In parallel to this, the project’s team has published four peer reviewed articles, the first one reflecting on the connections between the practice of sequencing and the discipline of genomics, the second one on the creation of transgenic animals, the third one on the history of quantitative animal genetics and the fourth one on how the notion of the yeast genome was mobilised as a discursive strategy.
The project has developed a methodology that combines quantitative and qualitative approaches. We have attempted to do this in a different way from other examples of mixed methods in the fields of history and sociology of science. In our project, neither the quantitative, nor the qualitative evidence take precedence over the other. We address both the quantitative and qualitative data as corpuses of evidence that co-constitute each other: without the qualitative information provided by interviews and archival research we would not have been able to interpret our quantitative data and, conversely, without a large quantitative dataset our investigation would have been restricted to a subset of already available qualitative evidence. Our interdisciplinary team formed by historians and social scientists whose expertise range from bibliometrics to Science and Technology Studies has been crucial for the design of this approach. With it, we seek to avoid two unwanted extreme positions: approaching the quantitative data as a superior form of evidence or using it only to justify a number of pre-conceived qualitative ideas.

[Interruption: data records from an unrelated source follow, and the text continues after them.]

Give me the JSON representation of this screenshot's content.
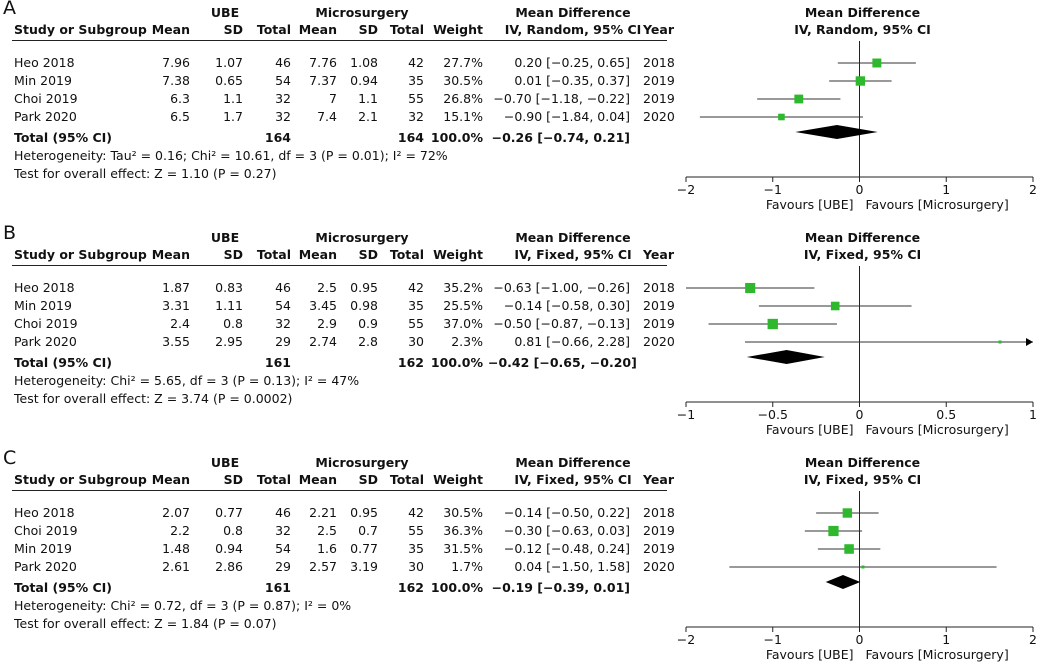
{
  "chart_data": [
    {
      "type": "forest",
      "panel_label": "A",
      "group1_label": "UBE",
      "group2_label": "Microsurgery",
      "effect_header": "Mean Difference",
      "effect_subheader": "IV, Random, 95% CI",
      "plot_header": "Mean Difference",
      "plot_subheader": "IV, Random, 95% CI",
      "columns": {
        "study": "Study or Subgroup",
        "mean1": "Mean",
        "sd1": "SD",
        "total1": "Total",
        "mean2": "Mean",
        "sd2": "SD",
        "total2": "Total",
        "weight": "Weight",
        "year": "Year"
      },
      "studies": [
        {
          "name": "Heo 2018",
          "mean1": "7.96",
          "sd1": "1.07",
          "total1": "46",
          "mean2": "7.76",
          "sd2": "1.08",
          "total2": "42",
          "weight": "27.7%",
          "ci_text": "0.20 [−0.25, 0.65]",
          "year": "2018",
          "md": 0.2,
          "lo": -0.25,
          "hi": 0.65,
          "w": 27.7
        },
        {
          "name": "Min 2019",
          "mean1": "7.38",
          "sd1": "0.65",
          "total1": "54",
          "mean2": "7.37",
          "sd2": "0.94",
          "total2": "35",
          "weight": "30.5%",
          "ci_text": "0.01 [−0.35, 0.37]",
          "year": "2019",
          "md": 0.01,
          "lo": -0.35,
          "hi": 0.37,
          "w": 30.5
        },
        {
          "name": "Choi 2019",
          "mean1": "6.3",
          "sd1": "1.1",
          "total1": "32",
          "mean2": "7",
          "sd2": "1.1",
          "total2": "55",
          "weight": "26.8%",
          "ci_text": "−0.70 [−1.18, −0.22]",
          "year": "2019",
          "md": -0.7,
          "lo": -1.18,
          "hi": -0.22,
          "w": 26.8
        },
        {
          "name": "Park 2020",
          "mean1": "6.5",
          "sd1": "1.7",
          "total1": "32",
          "mean2": "7.4",
          "sd2": "2.1",
          "total2": "32",
          "weight": "15.1%",
          "ci_text": "−0.90 [−1.84, 0.04]",
          "year": "2020",
          "md": -0.9,
          "lo": -1.84,
          "hi": 0.04,
          "w": 15.1
        }
      ],
      "total": {
        "label": "Total (95% CI)",
        "total1": "164",
        "total2": "164",
        "weight": "100.0%",
        "ci_text": "−0.26 [−0.74, 0.21]",
        "md": -0.26,
        "lo": -0.74,
        "hi": 0.21
      },
      "heterogeneity": "Heterogeneity: Tau² = 0.16; Chi² = 10.61, df = 3 (P = 0.01); I² = 72%",
      "overall_effect": "Test for overall effect: Z = 1.10 (P = 0.27)",
      "axis": {
        "min": -2,
        "max": 2,
        "ticks": [
          -2,
          -1,
          0,
          1,
          2
        ],
        "tick_labels": [
          "−2",
          "−1",
          "0",
          "1",
          "2"
        ]
      },
      "favours_left": "Favours [UBE]",
      "favours_right": "Favours [Microsurgery]"
    },
    {
      "type": "forest",
      "panel_label": "B",
      "group1_label": "UBE",
      "group2_label": "Microsurgery",
      "effect_header": "Mean Difference",
      "effect_subheader": "IV, Fixed, 95% CI",
      "plot_header": "Mean Difference",
      "plot_subheader": "IV, Fixed, 95% CI",
      "columns": {
        "study": "Study or Subgroup",
        "mean1": "Mean",
        "sd1": "SD",
        "total1": "Total",
        "mean2": "Mean",
        "sd2": "SD",
        "total2": "Total",
        "weight": "Weight",
        "year": "Year"
      },
      "studies": [
        {
          "name": "Heo 2018",
          "mean1": "1.87",
          "sd1": "0.83",
          "total1": "46",
          "mean2": "2.5",
          "sd2": "0.95",
          "total2": "42",
          "weight": "35.2%",
          "ci_text": "−0.63 [−1.00, −0.26]",
          "year": "2018",
          "md": -0.63,
          "lo": -1.0,
          "hi": -0.26,
          "w": 35.2
        },
        {
          "name": "Min 2019",
          "mean1": "3.31",
          "sd1": "1.11",
          "total1": "54",
          "mean2": "3.45",
          "sd2": "0.98",
          "total2": "35",
          "weight": "25.5%",
          "ci_text": "−0.14 [−0.58, 0.30]",
          "year": "2019",
          "md": -0.14,
          "lo": -0.58,
          "hi": 0.3,
          "w": 25.5
        },
        {
          "name": "Choi 2019",
          "mean1": "2.4",
          "sd1": "0.8",
          "total1": "32",
          "mean2": "2.9",
          "sd2": "0.9",
          "total2": "55",
          "weight": "37.0%",
          "ci_text": "−0.50 [−0.87, −0.13]",
          "year": "2019",
          "md": -0.5,
          "lo": -0.87,
          "hi": -0.13,
          "w": 37.0
        },
        {
          "name": "Park 2020",
          "mean1": "3.55",
          "sd1": "2.95",
          "total1": "29",
          "mean2": "2.74",
          "sd2": "2.8",
          "total2": "30",
          "weight": "2.3%",
          "ci_text": "0.81 [−0.66, 2.28]",
          "year": "2020",
          "md": 0.81,
          "lo": -0.66,
          "hi": 2.28,
          "w": 2.3
        }
      ],
      "total": {
        "label": "Total (95% CI)",
        "total1": "161",
        "total2": "162",
        "weight": "100.0%",
        "ci_text": "−0.42 [−0.65, −0.20]",
        "md": -0.42,
        "lo": -0.65,
        "hi": -0.2
      },
      "heterogeneity": "Heterogeneity: Chi² = 5.65, df = 3 (P = 0.13); I² = 47%",
      "overall_effect": "Test for overall effect: Z = 3.74 (P = 0.0002)",
      "axis": {
        "min": -1,
        "max": 1,
        "ticks": [
          -1,
          -0.5,
          0,
          0.5,
          1
        ],
        "tick_labels": [
          "−1",
          "−0.5",
          "0",
          "0.5",
          "1"
        ]
      },
      "favours_left": "Favours [UBE]",
      "favours_right": "Favours [Microsurgery]"
    },
    {
      "type": "forest",
      "panel_label": "C",
      "group1_label": "UBE",
      "group2_label": "Microsurgery",
      "effect_header": "Mean Difference",
      "effect_subheader": "IV, Fixed, 95% CI",
      "plot_header": "Mean Difference",
      "plot_subheader": "IV, Fixed, 95% CI",
      "columns": {
        "study": "Study or Subgroup",
        "mean1": "Mean",
        "sd1": "SD",
        "total1": "Total",
        "mean2": "Mean",
        "sd2": "SD",
        "total2": "Total",
        "weight": "Weight",
        "year": "Year"
      },
      "studies": [
        {
          "name": "Heo 2018",
          "mean1": "2.07",
          "sd1": "0.77",
          "total1": "46",
          "mean2": "2.21",
          "sd2": "0.95",
          "total2": "42",
          "weight": "30.5%",
          "ci_text": "−0.14 [−0.50, 0.22]",
          "year": "2018",
          "md": -0.14,
          "lo": -0.5,
          "hi": 0.22,
          "w": 30.5
        },
        {
          "name": "Choi 2019",
          "mean1": "2.2",
          "sd1": "0.8",
          "total1": "32",
          "mean2": "2.5",
          "sd2": "0.7",
          "total2": "55",
          "weight": "36.3%",
          "ci_text": "−0.30 [−0.63, 0.03]",
          "year": "2019",
          "md": -0.3,
          "lo": -0.63,
          "hi": 0.03,
          "w": 36.3
        },
        {
          "name": "Min 2019",
          "mean1": "1.48",
          "sd1": "0.94",
          "total1": "54",
          "mean2": "1.6",
          "sd2": "0.77",
          "total2": "35",
          "weight": "31.5%",
          "ci_text": "−0.12 [−0.48, 0.24]",
          "year": "2019",
          "md": -0.12,
          "lo": -0.48,
          "hi": 0.24,
          "w": 31.5
        },
        {
          "name": "Park 2020",
          "mean1": "2.61",
          "sd1": "2.86",
          "total1": "29",
          "mean2": "2.57",
          "sd2": "3.19",
          "total2": "30",
          "weight": "1.7%",
          "ci_text": "0.04 [−1.50, 1.58]",
          "year": "2020",
          "md": 0.04,
          "lo": -1.5,
          "hi": 1.58,
          "w": 1.7
        }
      ],
      "total": {
        "label": "Total (95% CI)",
        "total1": "161",
        "total2": "162",
        "weight": "100.0%",
        "ci_text": "−0.19 [−0.39, 0.01]",
        "md": -0.19,
        "lo": -0.39,
        "hi": 0.01
      },
      "heterogeneity": "Heterogeneity: Chi² = 0.72, df = 3 (P = 0.87); I² = 0%",
      "overall_effect": "Test for overall effect: Z = 1.84 (P = 0.07)",
      "axis": {
        "min": -2,
        "max": 2,
        "ticks": [
          -2,
          -1,
          0,
          1,
          2
        ],
        "tick_labels": [
          "−2",
          "−1",
          "0",
          "1",
          "2"
        ]
      },
      "favours_left": "Favours [UBE]",
      "favours_right": "Favours [Microsurgery]"
    }
  ],
  "colors": {
    "marker": "#2db82d",
    "diamond": "#000000",
    "line": "#222222"
  }
}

This interdisciplinary, mixed methods approach has enabled us to find hidden actors and connections in the history of genomics, thus overcoming a too narrow focus on the Human Genome Project or other high profile case studies. The DNA sequencing practices that our hidden actors mobilised may help current policies aimed at improving the medical and agricultural translation of genomic data. Our project is showing that translation is an essentially local activity in which the specific context and the end user should be carefully taken into account. This seems somehow at odds with high-throughput sequencing technologies, and more aligned with the smaller-scale, goal-oriented strategies that proliferated in the early-to-mid 1990s and our project is making visible again.
Our objectives until the end of the project are:
a) To write a monograph provisionally entitled A History of Genomics across Species and Projects, to be submitted to Palgrave Macmillan in June 2021. The proposal has already been accepted by the publisher and the resulting monograph will gather the main conclusions of our investigation on the history of yeast, human and pig genomics.
b) To publish a special journal issue in Historical Studies in the Natural Sciences. The constitutive five articles describing our methodology and its application to the study of the history of yeast, human and pig genomics were submitted for peer review in December 2019.
c) To finalise a number of stand-alone articles on different aspects of yeast, human and pig genomics that have been submitted to different journals in the fields of history of science, and Science and Technology Studies.
d) To write and submit a follow-up funding application, and transform the project’s Research Fellow into an independent scholar.